Cool Down and Stretch
Workout: This is arguably the most important step in a workout and skipping the cool down and stretch may have negative effects and set you back from your goals. Stretching out the muscles and returning back to a normal heart rate after a set of physical activity sets you up for your next routine.
Writing: Take a step back and see what you’ve written, catch your breath, and identify any areas that need additional work. Think about what you have accomplished and what you want to tackle next. The goal is a finished first draft which is a work in progress. After getting down all of your ideas, you will want to fix things, move things, rework and delete things.
Rest Days and Recovery
Workout: Another crucial step in a workout routine is the down time. Your body needs to reset and rest before getting back at it. You will be stronger for it. It is usually one day off in a week, maybe two in between intense days. If you don’t take the time to rest, you risk burning out and can stop making gains because of overusing your muscles or getting dehydrated and exhausted.
Writing: No one can keep writing full speed ahead all of the time. Breaks are the time you need to mentally reset, rest and recharge. Walk away and come back later with a fresh set of eyes and ideas. You will notice things when you come back later that you did not see when you were writing.

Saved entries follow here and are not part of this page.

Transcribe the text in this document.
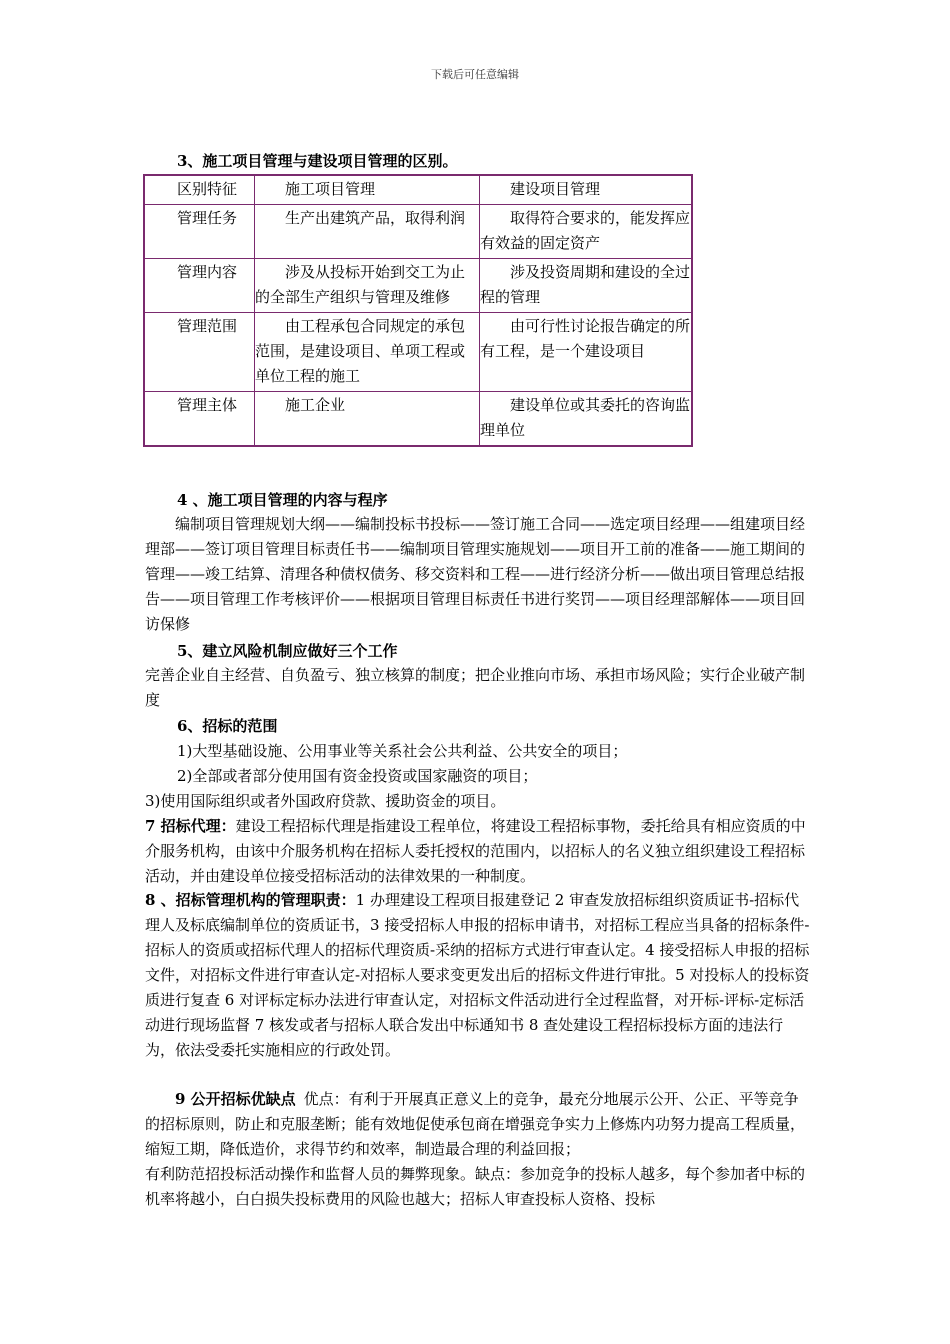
下载后可任意编辑
3、施工项目管理与建设项目管理的区别。
区别特征	施工项目管理	建设项目管理

管理任务	生产出建筑产品，取得利润	取得符合要求的，能发挥应有效益的固定资产

管理内容	涉及从投标开始到交工为止的全部生产组织与管理及维修	涉及投资周期和建设的全过程的管理

管理范围	由工程承包合同规定的承包范围，是建设项目、单项工程或单位工程的施工	由可行性讨论报告确定的所有工程，是一个建设项目

管理主体	施工企业	建设单位或其委托的咨询监理单位
4 、施工项目管理的内容与程序
编制项目管理规划大纲——编制投标书投标——签订施工合同——选定项目经理——组建项目经理部——签订项目管理目标责任书——编制项目管理实施规划——项目开工前的准备——施工期间的管理——竣工结算、清理各种债权债务、移交资料和工程——进行经济分析——做出项目管理总结报告——项目管理工作考核评价——根据项目管理目标责任书进行奖罚——项目经理部解体——项目回访保修
5、建立风险机制应做好三个工作
完善企业自主经营、自负盈亏、独立核算的制度；把企业推向市场、承担市场风险；实行企业破产制度
6、招标的范围
1)大型基础设施、公用事业等关系社会公共利益、公共安全的项目；
2)全部或者部分使用国有资金投资或国家融资的项目；
3)使用国际组织或者外国政府贷款、援助资金的项目。
7 招标代理：建设工程招标代理是指建设工程单位，将建设工程招标事物，委托给具有相应资质的中介服务机构，由该中介服务机构在招标人委托授权的范围内，以招标人的名义独立组织建设工程招标活动，并由建设单位接受招标活动的法律效果的一种制度。
8 、招标管理机构的管理职责：1 办理建设工程项目报建登记 2 审查发放招标组织资质证书-招标代理人及标底编制单位的资质证书，3 接受招标人申报的招标申请书，对招标工程应当具备的招标条件-招标人的资质或招标代理人的招标代理资质-采纳的招标方式进行审查认定。4 接受招标人申报的招标文件，对招标文件进行审查认定-对招标人要求变更发出后的招标文件进行审批。5 对投标人的投标资质进行复查 6 对评标定标办法进行审查认定，对招标文件活动进行全过程监督，对开标-评标-定标活动进行现场监督 7 核发或者与招标人联合发出中标通知书 8 查处建设工程招标投标方面的违法行为，依法受委托实施相应的行政处罚。
9 公开招标优缺点 优点：有利于开展真正意义上的竞争，最充分地展示公开、公正、平等竞争的招标原则，防止和克服垄断；能有效地促使承包商在增强竞争实力上修炼内功努力提高工程质量，缩短工期，降低造价，求得节约和效率，制造最合理的利益回报；
有利防范招投标活动操作和监督人员的舞弊现象。缺点：参加竞争的投标人越多，每个参加者中标的机率将越小，白白损失投标费用的风险也越大；招标人审查投标人资格、投标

The steps to follow to dedicate yourself to a successful and rewarding writing routine are very similar to those of a workout routine. Both can be challenging and intimidating to start and a little painful in the beginning, but once you get used to a routine you will start adapting. You may begin to look forward to the next day and find yourself getting into a groove. With a workout, you start getting into shape, seeing your body change, and gain energy. With writing, you begin to feel better about what you’re writing, get new ideas faster, begin to experience adrenaline as you push forward and realize that you can do this and that writing is good for your soul. Developing a writing routine for either effort is important and takes a little time, but once you get going you’ll be thrilled with the results. Push beyond your comfort zone and you will be surprised where you can go with consistency. No matter your passion, get plenty of sleep, eat well, take vitamins, get fresh air and take lots of breaks!